Armstead was also to handle less gnarly matters, including the reorganization of the office of Finucane‘s ousted former associate director, Dr. Donald Thomas. (Thomas has filed a claim that he was fired due to racial discrimination. His Civil Service hearing was postponed several times this month.)

But Hall of Administration gossip suggests that another named duty — ”evaluating and implementing changes in management“ — meant that Armstead might have been a hired gun, his likely targets certain senior politically protected managers at KingDrew and elsewhere, whose ousters Finucane might not want on his own resume.

The proposal’s rejection, however, means that if Mark Finucane wants to see heads lopped on the tumultuous Lynwood campus, he‘ll have to do it himself. If he can’t, perhaps his successor can.

While some KingDrew problems are unique, others are systemic. The latter also exist at the county‘s two other teaching hospitals: USC and Harbor-UCLA. While you could blame some of these difficulties on the obstinate official bureaucracy, many stem from tradition.

As it happens, while one group of KingDrew interns and residents is anonymously fighting for an upgrade in training quality, another group is openly battling for better wages and working conditions. Their union, the Joint Council of Interns and Residents (JCIR), is also fighting a long-standing perception of how young doctors are best trained.

The JCIR wants to change the tradition that the first three years of on-job physician training ought to be as onerous as possible, with the maximum possible hours and minimal amenities and comforts. According to Dr. Adi Klein, who speaks for the JCIR’s KingDrew unit, negotiations with the county hit an impasse in October, and the county has petitioned for a mediator from the Employee Relations Commission. But some of the things the JCIR wants most wouldn‘t cost much: These include decent sleeping quarters in or near county hospitals, so that interns and residents could catnap on their 24-hour shifts, and 247 basic food service.

”There’s also a living-wage issue,“ Klein noted. If this phraseology sounds surprising, coming from a representative of America‘s most prestigious profession, consider that an intern’s starting DHS wage is $31,000. Which was typical of the clerk-typists represented by the Service Employees International Union Local 660 until they got a 12 percent raise in their recent settlement. Currently, Klein said, interns and residents — who typically carry a medical-school debt of at least $100,000 — get a subinflationary 3 percent raise per year, with few benefits (interns and residents are temporary employees, since their mature careers generally lead elsewhere). JCIR would like a raise in the range of what clerk-typists got.
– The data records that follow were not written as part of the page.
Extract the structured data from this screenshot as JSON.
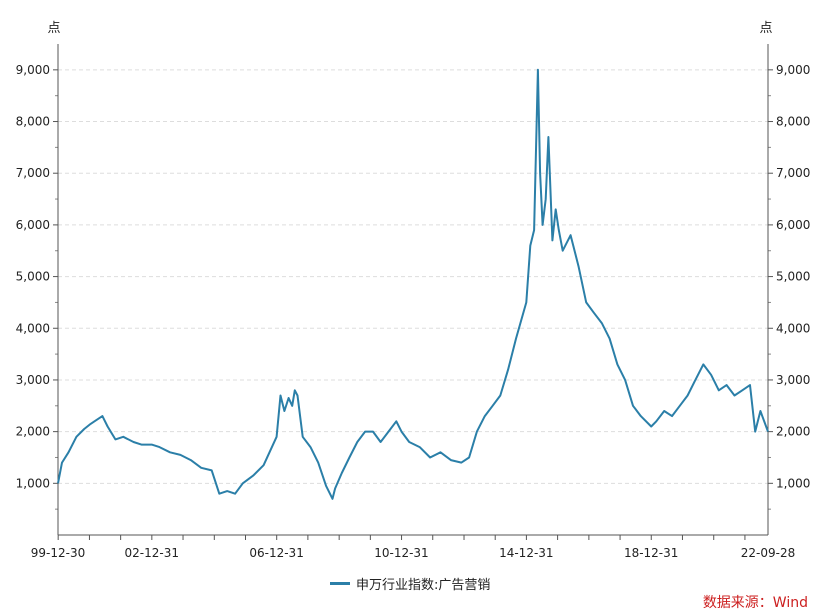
{
  "chart_data": {
    "type": "line",
    "y_unit_left": "点",
    "y_unit_right": "点",
    "ylim": [
      0,
      9500
    ],
    "yticks": [
      1000,
      2000,
      3000,
      4000,
      5000,
      6000,
      7000,
      8000,
      9000
    ],
    "ytick_labels": [
      "1,000",
      "2,000",
      "3,000",
      "4,000",
      "5,000",
      "6,000",
      "7,000",
      "8,000",
      "9,000"
    ],
    "xlim": [
      "1999-12-30",
      "2022-09-28"
    ],
    "xtick_labels": [
      {
        "date": "1999-12-30",
        "label": "99-12-30"
      },
      {
        "date": "2002-12-31",
        "label": "02-12-31"
      },
      {
        "date": "2006-12-31",
        "label": "06-12-31"
      },
      {
        "date": "2010-12-31",
        "label": "10-12-31"
      },
      {
        "date": "2014-12-31",
        "label": "14-12-31"
      },
      {
        "date": "2018-12-31",
        "label": "18-12-31"
      },
      {
        "date": "2022-09-28",
        "label": "22-09-28"
      }
    ],
    "grid": true,
    "legend_position": "bottom",
    "series": [
      {
        "name": "申万行业指数:广告营销",
        "color": "#2b7fa8",
        "x": [
          "1999-12-30",
          "2000-02-15",
          "2000-05-01",
          "2000-08-01",
          "2000-11-01",
          "2001-01-15",
          "2001-03-01",
          "2001-06-01",
          "2001-08-01",
          "2001-11-01",
          "2002-02-01",
          "2002-06-01",
          "2002-09-01",
          "2002-12-31",
          "2003-04-01",
          "2003-08-01",
          "2003-12-01",
          "2004-04-01",
          "2004-08-01",
          "2004-12-01",
          "2005-03-01",
          "2005-06-01",
          "2005-09-01",
          "2005-12-01",
          "2006-04-01",
          "2006-08-01",
          "2006-12-31",
          "2007-02-15",
          "2007-04-01",
          "2007-05-20",
          "2007-07-01",
          "2007-08-01",
          "2007-09-01",
          "2007-11-01",
          "2008-02-01",
          "2008-05-01",
          "2008-08-01",
          "2008-10-15",
          "2008-11-15",
          "2009-02-01",
          "2009-05-01",
          "2009-08-01",
          "2009-11-01",
          "2010-02-01",
          "2010-05-01",
          "2010-08-01",
          "2010-11-01",
          "2010-12-31",
          "2011-04-01",
          "2011-08-01",
          "2011-12-01",
          "2012-04-01",
          "2012-08-01",
          "2012-12-01",
          "2013-03-01",
          "2013-06-01",
          "2013-09-01",
          "2013-12-01",
          "2014-03-01",
          "2014-06-01",
          "2014-09-01",
          "2014-12-31",
          "2015-02-15",
          "2015-04-01",
          "2015-05-15",
          "2015-06-10",
          "2015-07-10",
          "2015-08-15",
          "2015-09-15",
          "2015-11-01",
          "2015-12-10",
          "2016-01-15",
          "2016-03-01",
          "2016-06-01",
          "2016-09-01",
          "2016-12-01",
          "2017-03-01",
          "2017-06-01",
          "2017-09-01",
          "2017-12-01",
          "2018-03-01",
          "2018-06-01",
          "2018-09-01",
          "2018-12-31",
          "2019-03-01",
          "2019-06-01",
          "2019-09-01",
          "2019-12-01",
          "2020-03-01",
          "2020-06-01",
          "2020-09-01",
          "2020-12-01",
          "2021-03-01",
          "2021-06-01",
          "2021-09-01",
          "2021-12-01",
          "2022-03-01",
          "2022-05-01",
          "2022-07-01",
          "2022-09-28"
        ],
        "values": [
          1000,
          1400,
          1600,
          1900,
          2050,
          2150,
          2200,
          2300,
          2100,
          1850,
          1900,
          1800,
          1750,
          1750,
          1700,
          1600,
          1550,
          1450,
          1300,
          1250,
          800,
          850,
          800,
          1000,
          1150,
          1350,
          1900,
          2700,
          2400,
          2650,
          2500,
          2800,
          2700,
          1900,
          1700,
          1400,
          950,
          700,
          900,
          1200,
          1500,
          1800,
          2000,
          2000,
          1800,
          2000,
          2200,
          2000,
          1800,
          1700,
          1500,
          1600,
          1450,
          1400,
          1500,
          2000,
          2300,
          2500,
          2700,
          3200,
          3800,
          4500,
          5600,
          5900,
          9000,
          7000,
          6000,
          6500,
          7700,
          5700,
          6300,
          5900,
          5500,
          5800,
          5200,
          4500,
          4300,
          4100,
          3800,
          3300,
          3000,
          2500,
          2300,
          2100,
          2200,
          2400,
          2300,
          2500,
          2700,
          3000,
          3300,
          3100,
          2800,
          2900,
          2700,
          2800,
          2900,
          2000,
          2400,
          2000
        ]
      }
    ]
  },
  "legend": {
    "label": "申万行业指数:广告营销"
  },
  "source": {
    "text": "数据来源：Wind",
    "color": "#cc1f1f"
  }
}
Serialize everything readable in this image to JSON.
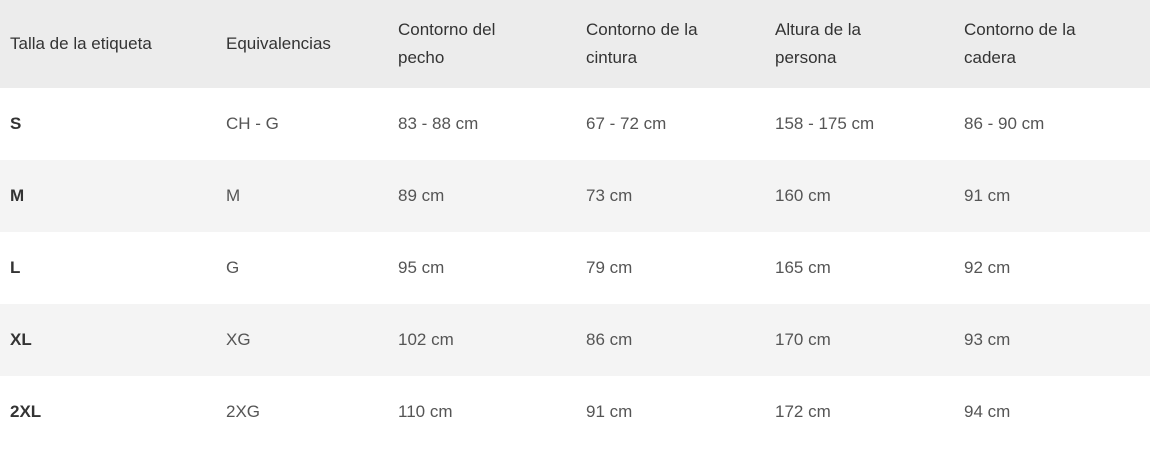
{
  "headers": [
    "Talla de la etiqueta",
    "Equivalencias",
    "Contorno del pecho",
    "Contorno de la cintura",
    "Altura de la persona",
    "Contorno de la cadera"
  ],
  "rows": [
    [
      "S",
      "CH - G",
      "83 - 88 cm",
      "67 - 72 cm",
      "158 - 175 cm",
      "86 - 90 cm"
    ],
    [
      "M",
      "M",
      "89 cm",
      "73 cm",
      "160 cm",
      "91 cm"
    ],
    [
      "L",
      "G",
      "95 cm",
      "79 cm",
      "165 cm",
      "92 cm"
    ],
    [
      "XL",
      "XG",
      "102 cm",
      "86 cm",
      "170 cm",
      "93 cm"
    ],
    [
      "2XL",
      "2XG",
      "110 cm",
      "91 cm",
      "172 cm",
      "94 cm"
    ]
  ],
  "colors": {
    "header_bg": "#ececec",
    "stripe_bg": "#f4f4f4",
    "text": "#333333"
  }
}
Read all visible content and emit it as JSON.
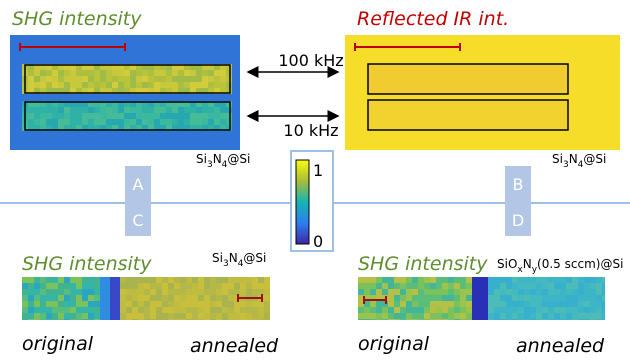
{
  "panels": {
    "top_left": {
      "title": "SHG intensity",
      "sample_parts": [
        "Si",
        "3",
        "N",
        "4",
        "@Si"
      ]
    },
    "top_right": {
      "title": "Reflected IR int.",
      "sample_parts": [
        "Si",
        "3",
        "N",
        "4",
        "@Si"
      ]
    },
    "bottom_left": {
      "title": "SHG intensity",
      "sample_parts": [
        "Si",
        "3",
        "N",
        "4",
        "@Si"
      ],
      "left_label": "original",
      "right_label": "annealed"
    },
    "bottom_right": {
      "title": "SHG intensity",
      "sample_parts": [
        "SiO",
        "x",
        "N",
        "y",
        "(0.5 sccm)@Si"
      ],
      "left_label": "original",
      "right_label": "annealed"
    }
  },
  "arrows": [
    "100 kHz",
    "10 kHz"
  ],
  "colorbar": {
    "max_label": "1",
    "min_label": "0"
  },
  "letters": [
    "A",
    "B",
    "C",
    "D"
  ]
}
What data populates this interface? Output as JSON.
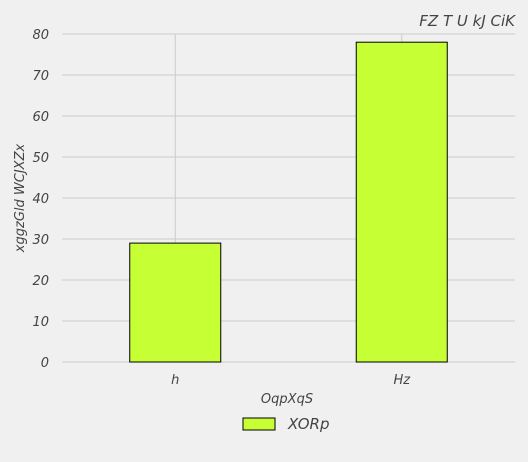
{
  "chart_data": {
    "type": "bar",
    "title": "FZ T U kJ CiK",
    "xlabel": "OqpXqS",
    "ylabel": "xggzGld WCJXZx",
    "categories": [
      "h",
      "Hz"
    ],
    "series": [
      {
        "name": "XORp",
        "values": [
          29,
          78
        ]
      }
    ],
    "ylim": [
      0,
      80
    ],
    "yticks": [
      0,
      10,
      20,
      30,
      40,
      50,
      60,
      70,
      80
    ],
    "grid": true,
    "legend_position": "bottom-center",
    "colors": {
      "bar_fill": "#c6ff33",
      "bar_edge": "#000000",
      "background": "#f0f0f0",
      "grid": "#cbcbcb",
      "text": "#444444"
    }
  }
}
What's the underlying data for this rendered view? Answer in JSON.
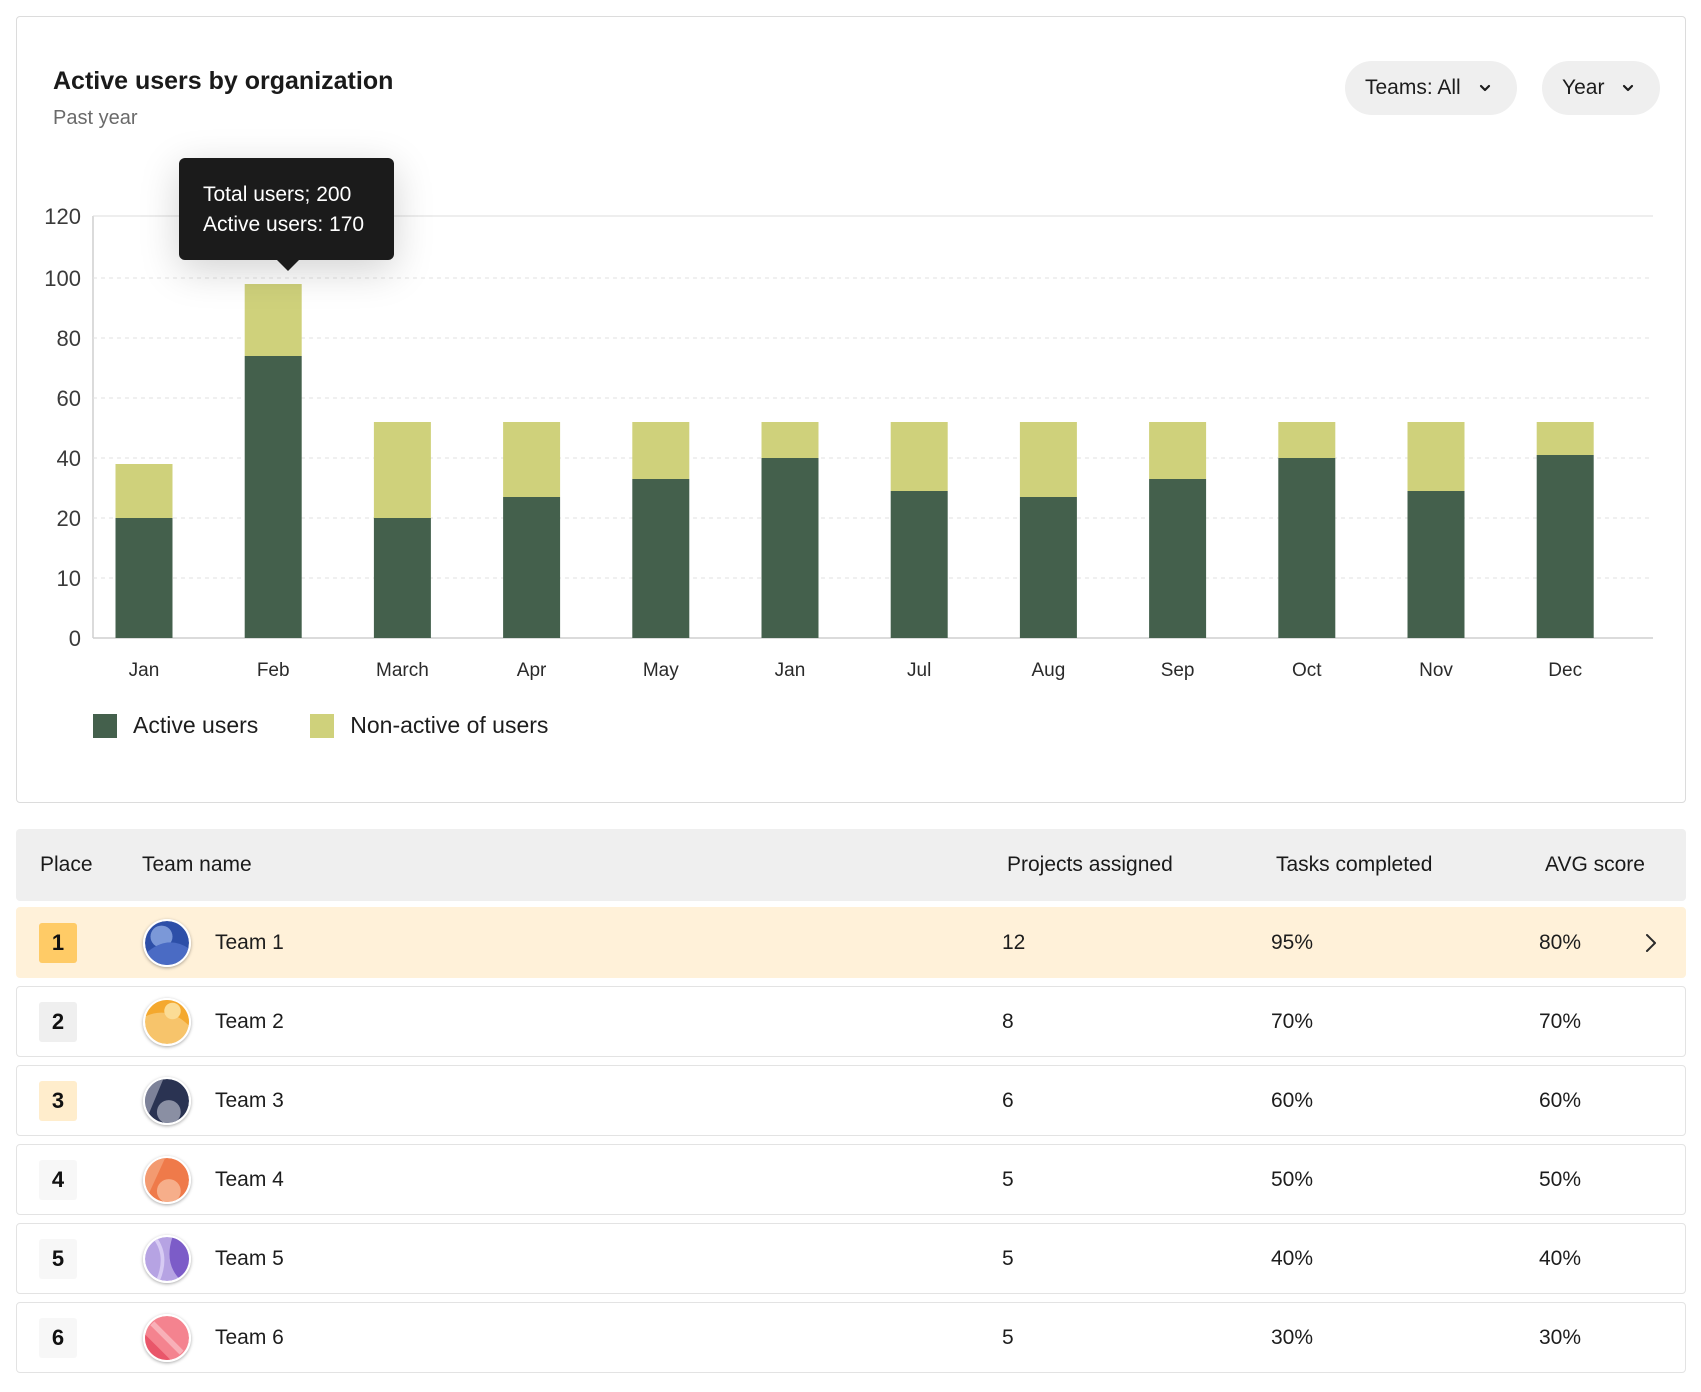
{
  "card": {
    "title": "Active users by organization",
    "subtitle": "Past year",
    "filters": [
      {
        "label": "Teams: All",
        "icon": "chevron-down-icon"
      },
      {
        "label": "Year",
        "icon": "chevron-down-icon"
      }
    ],
    "tooltip": {
      "line1": "Total users; 200",
      "line2": "Active users: 170"
    }
  },
  "colors": {
    "active": "#44604c",
    "nonactive": "#cfd17b",
    "highlight_row": "#fff1d9"
  },
  "chart_data": {
    "type": "bar",
    "stacked": true,
    "categories": [
      "Jan",
      "Feb",
      "March",
      "Apr",
      "May",
      "Jan",
      "Jul",
      "Aug",
      "Sep",
      "Oct",
      "Nov",
      "Dec"
    ],
    "y_ticks": [
      "0",
      "10",
      "20",
      "40",
      "60",
      "80",
      "100",
      "120"
    ],
    "y_tick_values": [
      0,
      10,
      20,
      40,
      60,
      80,
      100,
      120
    ],
    "series": [
      {
        "name": "Active users",
        "values": [
          20,
          74,
          20,
          27,
          33,
          40,
          29,
          27,
          33,
          40,
          29,
          41
        ]
      },
      {
        "name": "Non-active of users",
        "values": [
          18,
          24,
          32,
          25,
          19,
          12,
          23,
          25,
          19,
          12,
          23,
          11
        ]
      }
    ],
    "ylim": [
      0,
      120
    ],
    "grid": true,
    "legend": "bottom-left"
  },
  "table": {
    "headers": [
      "Place",
      "Team name",
      "Projects assigned",
      "Tasks completed",
      "AVG score"
    ],
    "rows": [
      {
        "place": "1",
        "team": "Team 1",
        "projects": "12",
        "tasks": "95%",
        "avg": "80%"
      },
      {
        "place": "2",
        "team": "Team 2",
        "projects": "8",
        "tasks": "70%",
        "avg": "70%"
      },
      {
        "place": "3",
        "team": "Team 3",
        "projects": "6",
        "tasks": "60%",
        "avg": "60%"
      },
      {
        "place": "4",
        "team": "Team 4",
        "projects": "5",
        "tasks": "50%",
        "avg": "50%"
      },
      {
        "place": "5",
        "team": "Team 5",
        "projects": "5",
        "tasks": "40%",
        "avg": "40%"
      },
      {
        "place": "6",
        "team": "Team 6",
        "projects": "5",
        "tasks": "30%",
        "avg": "30%"
      }
    ],
    "row_chevron_icon": "chevron-right-icon"
  }
}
The JCIR contract deadlock parallels the impasse the Union of American Physicians and Dentists has struck in representing senior county doctors. But — although, technically, they‘re supposed to be learning — interns and residents are really the working stiffs of the county system: They’re likely to be blamed when something goes wrong, and many county settlement documents allude to the learning doctors‘ judgment failures. Perhaps these failures were the interns’ or residents‘ fault. Then again, perhaps better working conditions might have elevated the young doctors’ judgment and saved some precious patient lives.